In clinical practice, brensocatib provides the first approved pharmacologic option for NCFB, introducing a therapy that targets underlying neutrophilic inflammation rather than solely addressing symptoms. This approval represents not just a regulatory milestone but a tangible step forward for patients and clinicians alike in managing a complex, under-treated respiratory disease.

References

1. AJMC. Brensocatib Becomes First FDA-Approved Therapy for Bronchiectasis. 2025. [Press release]. Available at: www.ajmc.com/view/brensocatib-becomes-first-fda-approved-therapy-for-bronchiectasis (accessed 15 August 2025).
2. Pharmacy times. Brensocatib Becomes First Approved Treatment for Non-Cystic Fibrosis Bronchiectasis in Adults, Adolescents. 2025. [Press release]. Available at: www.pharmacytimes.com/view/brensocatib-becomes-first-approved-treatment-for-non-cystic-fibrosis-bronchiectasis-in-adults-adolescents (accessed 15 August 2025).

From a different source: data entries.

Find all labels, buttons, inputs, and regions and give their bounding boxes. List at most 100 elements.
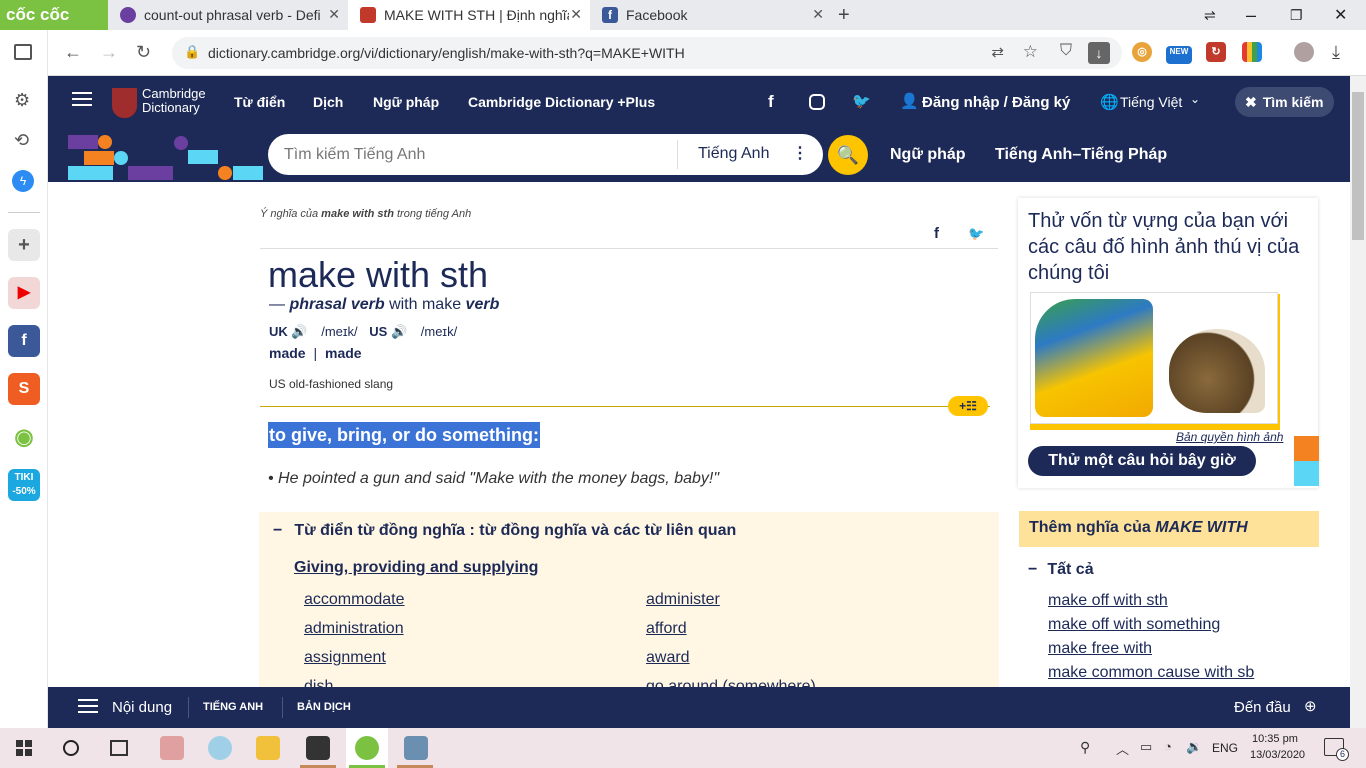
thesaurus-link[interactable]: assignment [304,649,386,667]
thesaurus-link[interactable]: administration [304,620,404,638]
thesaurus-link[interactable]: afford [646,620,687,638]
tab-translation[interactable]: BẢN DỊCH [297,701,351,713]
quiz-button[interactable]: Thử một câu hỏi bây giờ [1028,446,1256,476]
thesaurus-link[interactable]: administer [646,591,720,609]
thesaurus-link[interactable]: dish [304,678,333,687]
thesaurus-title[interactable]: − Từ điển từ đồng nghĩa : từ đồng nghĩa v… [273,522,736,540]
speaker-us-icon[interactable]: 🔊 [391,324,407,339]
coccoc-map-icon[interactable]: ◉ [8,421,40,453]
en-fr-link[interactable]: Tiếng Anh–Tiếng Pháp [995,146,1167,164]
tab-1[interactable]: count-out phrasal verb - Defi ✕ [108,0,348,30]
twitter-icon[interactable]: 🐦 [852,92,871,110]
taskbar-app-icon[interactable] [208,736,232,760]
file-explorer-icon[interactable] [256,736,280,760]
add-to-list-icon[interactable]: +☷ [948,396,988,416]
downloads-icon[interactable]: ⤓ [1332,42,1340,63]
nav-translate[interactable]: Dịch [313,94,343,110]
new-tab-icon[interactable]: + [838,4,850,27]
profile-avatar-icon[interactable] [1294,42,1314,62]
search-toggle-button[interactable]: ✖ Tìm kiếm [1235,87,1334,117]
close-tab-icon[interactable]: ✕ [328,6,340,23]
history-icon[interactable]: ⟲ [14,130,29,151]
share-twitter-icon[interactable]: 🐦 [968,226,984,242]
clock-time[interactable]: 10:35 pm [1252,733,1298,745]
close-window-icon[interactable]: ✕ [1334,0,1354,30]
more-meaning-link[interactable]: make common cause with sb [1048,664,1254,682]
login-link[interactable]: Đăng nhập / Đăng ký [922,94,1070,111]
close-tab-icon[interactable]: ✕ [812,6,824,23]
red-extension-icon[interactable]: ↻ [1206,42,1226,62]
task-view-icon[interactable] [110,740,128,756]
dictionary-selector[interactable]: Tiếng Anh [698,145,769,163]
cortana-search-icon[interactable] [63,740,79,756]
battery-icon[interactable]: ▭ [1140,739,1152,755]
tab-english[interactable]: TIẾNG ANH [203,701,263,713]
tab-2[interactable]: MAKE WITH STH | Định nghĩa ✕ [348,0,590,30]
forward-icon[interactable]: → [100,42,118,63]
more-meaning-link[interactable]: make off with sth [1048,592,1168,610]
search-input[interactable]: Tìm kiếm Tiếng Anh Tiếng Anh ⋮ [268,134,823,175]
facebook-social-icon[interactable]: f [768,92,774,112]
back-icon[interactable]: ← [64,42,82,63]
instagram-icon[interactable] [809,94,825,110]
restore-icon[interactable]: ❐ [1290,0,1310,30]
coccoc-taskbar-icon[interactable] [355,736,379,760]
back-to-top-link[interactable]: Đến đầu [1234,699,1291,716]
grammar-link[interactable]: Ngữ pháp [890,146,966,164]
speaker-uk-icon[interactable]: 🔊 [291,324,307,339]
quiz-image[interactable] [1030,292,1278,424]
more-options-icon[interactable]: ⋮ [792,143,808,163]
language-selector[interactable]: Tiếng Việt [1120,94,1182,110]
contents-link[interactable]: Nội dung [112,699,172,716]
tab-menu-icon[interactable]: ⇌ [1204,0,1224,30]
messenger-icon[interactable]: ϟ [12,170,34,192]
clock-date[interactable]: 13/03/2020 [1250,749,1305,761]
facebook-sidebar-icon[interactable]: f [8,325,40,357]
thesaurus-link[interactable]: award [646,649,690,667]
share-facebook-icon[interactable]: f [934,225,939,242]
taskbar-app-icon[interactable] [306,736,330,760]
coccoc-logo[interactable]: cốc cốc [0,0,108,30]
arrow-up-icon[interactable]: ⊕ [1304,697,1317,715]
site-logo[interactable]: Cambridge Dictionary [142,87,214,115]
reload-icon[interactable]: ↻ [136,42,151,63]
sidebar-toggle-icon[interactable] [14,44,32,60]
chevron-up-icon[interactable]: ︿ [1116,739,1129,758]
search-button[interactable]: 🔍 [828,135,868,175]
taskbar-app-icon[interactable] [160,736,184,760]
shield-icon[interactable]: ⛉ [1060,42,1072,60]
new-extension-icon[interactable]: NEW [1166,46,1192,64]
close-tab-icon[interactable]: ✕ [570,6,582,23]
url-bar[interactable]: 🔒 dictionary.cambridge.org/vi/dictionary… [172,37,1122,69]
nav-grammar[interactable]: Ngữ pháp [373,94,439,110]
windows-start-icon[interactable] [16,740,32,756]
nav-plus[interactable]: Cambridge Dictionary +Plus [468,94,655,110]
thesaurus-link[interactable]: accommodate [304,591,405,609]
bookmark-star-icon[interactable]: ☆ [1023,42,1038,62]
more-meaning-link[interactable]: make off with something [1048,616,1220,634]
translate-icon[interactable]: ⇄ [991,43,1004,61]
colorful-extension-icon[interactable] [1242,42,1262,62]
download-button-icon[interactable]: ↓ [1088,42,1110,64]
all-toggle[interactable]: − Tất cả [1028,561,1094,579]
people-icon[interactable]: ⚲ [1080,739,1090,756]
youtube-icon[interactable]: ▶ [8,277,40,309]
thesaurus-link[interactable]: go around (somewhere) [646,678,816,687]
settings-gear-icon[interactable]: ⚙ [14,90,30,111]
tab-3[interactable]: f Facebook ✕ [590,0,832,30]
wifi-icon[interactable]: ◔ [1164,739,1172,754]
tiki-icon[interactable]: TIKI -50% [8,469,40,501]
scrollbar-thumb[interactable] [1352,92,1364,240]
minimize-icon[interactable]: – [1246,0,1266,30]
taskbar-app-icon[interactable] [404,736,428,760]
shopee-icon[interactable]: S [8,373,40,405]
volume-icon[interactable]: 🔉 [1186,739,1202,755]
contents-menu-icon[interactable] [78,699,98,701]
input-language[interactable]: ENG [1212,741,1238,755]
hamburger-menu-icon[interactable] [72,92,92,94]
nav-dictionary[interactable]: Từ điển [234,94,285,110]
chevron-down-icon[interactable]: ⌄ [1190,92,1200,106]
thesaurus-group-link[interactable]: Giving, providing and supplying [294,559,538,577]
more-meaning-link[interactable]: make free with [1048,640,1152,658]
copyright-link[interactable]: Bản quyền hình ảnh [1176,430,1283,444]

3. Insmed. FDA Approves BRINSUPRI™ (brensocatib) as the First and Only Treatment for Non-Cystic Fibrosis Bronchiectasis, a Serious, Chronic Lung Disease. 2025. [Press release]. Available at: investor.insmed.com/2025-08-12-FDA-Approves-BRINSUPRI-TM-brensocatib-as-the-First-and-Only-Treatment-for-Non-Cystic-Fibrosis-Bronchiectasis,-a-Serious,-Chronic-Lung-Disease (accessed 15 August 2025).
4. Chalmers J, Burgel PR, Daley C, et al. Phase 3 trial of the DPP-1 inhibitor brensocatib in bronchiectasis. N Engl J Med. 2025;392:1569–1581.
5. Chalmers J, Haworth C, Metersky M, et al. Phase 2 trial of the DPP-1 inhibitor brensocatib in bronchiectasis. N Engl J Med. 2020;383:2127–2137.